Tulungagung, Mataraman.net – Hasil uji laboratorium sampel makanan dari SPPG Pakisrejo Tulungagung akhirnya keluar. Sesuai hasil uji laboratorium itu, sampel makanan yang diuji dipastikan positif terpapar bakteri hingga menyebabkan terjadinya kasus keracunan Makanan Bergizi Gratis (MBG) di Kecamatan Rejotangan.
Anggota Satgas MBG Tulungagung, Sri Wahyuni mengatakan, hasil uji laboratorium terhadap sampel makanan SPPG Pakisrejo telah keluar. Diketahui, sampel makanan itu dipastikan positif mengandung bakteri.

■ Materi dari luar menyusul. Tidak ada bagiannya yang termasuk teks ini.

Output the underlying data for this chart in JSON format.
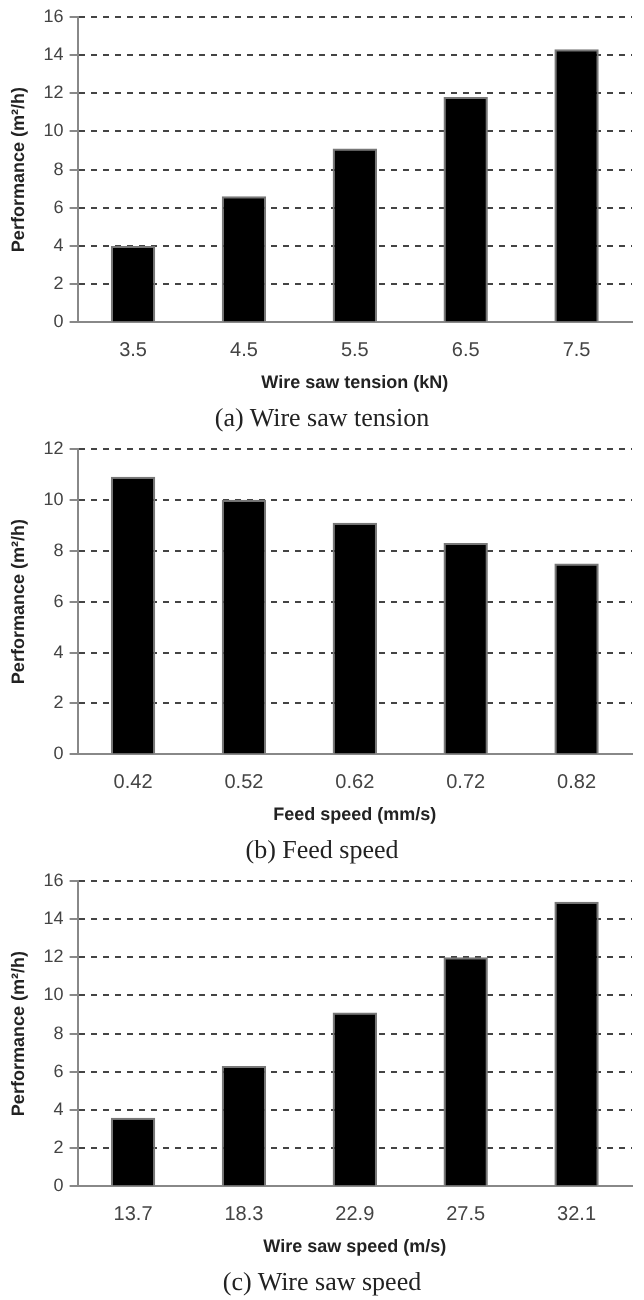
{
  "chart_data": [
    {
      "type": "bar",
      "categories": [
        "3.5",
        "4.5",
        "5.5",
        "6.5",
        "7.5"
      ],
      "values": [
        4.0,
        6.6,
        9.1,
        11.8,
        14.3
      ],
      "color": "#000000",
      "xlabel": "Wire saw tension (kN)",
      "ylabel": "Performance (m²/h)",
      "ylim": [
        0,
        16
      ],
      "yticks": [
        0,
        2,
        4,
        6,
        8,
        10,
        12,
        14,
        16
      ],
      "grid": "y",
      "annotations": [
        "(a)  Wire  saw  tension"
      ]
    },
    {
      "type": "bar",
      "categories": [
        "0.42",
        "0.52",
        "0.62",
        "0.72",
        "0.82"
      ],
      "values": [
        10.9,
        10.0,
        9.1,
        8.3,
        7.5
      ],
      "color": "#000000",
      "xlabel": "Feed speed (mm/s)",
      "ylabel": "Performance (m²/h)",
      "ylim": [
        0,
        12
      ],
      "yticks": [
        0,
        2,
        4,
        6,
        8,
        10,
        12
      ],
      "grid": "y",
      "annotations": [
        "(b)  Feed  speed"
      ]
    },
    {
      "type": "bar",
      "categories": [
        "13.7",
        "18.3",
        "22.9",
        "27.5",
        "32.1"
      ],
      "values": [
        3.6,
        6.3,
        9.1,
        12.0,
        14.9
      ],
      "color": "#000000",
      "xlabel": "Wire saw speed (m/s)",
      "ylabel": "Performance (m²/h)",
      "ylim": [
        0,
        16
      ],
      "yticks": [
        0,
        2,
        4,
        6,
        8,
        10,
        12,
        14,
        16
      ],
      "grid": "y",
      "annotations": [
        "(c)  Wire  saw  speed"
      ]
    }
  ]
}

“Secara umum memang ada temuan positif bakteri dari hasil uji lab kemarin. Bakteri itu bisa menyebabkan ganghuan pencernaan terhadap penerima manfaat,” kata Sri Wahyuni, Senin (7/9/2026).
Terkait asal usul bakteri itu, Yuni menyatakan jika bakteri tersebut bisa berasal dari proses pengolahan, distribusi sampai konsumsi. Namun, dirinya tidak bida menyebutkan secara spesifik jenis bakteri yang ditemukan pada sampel makanan itu.
Mengingat, kewenangan untuk menjelaskan secara detail terhadap hasil uji laboratorium itu berada pada tim medis. Selain itu, Satgas MBG Tulungagung juga telah melakukan evaluasi dengan menerjunkan tim Inspeksi Kesehatan Lingkungan (IKL) lanjutan.
“Kami hanya membicarakan secara makro. Memang dari beberapa sampel ada yang positif mengandung bakteri,” ungkapnya.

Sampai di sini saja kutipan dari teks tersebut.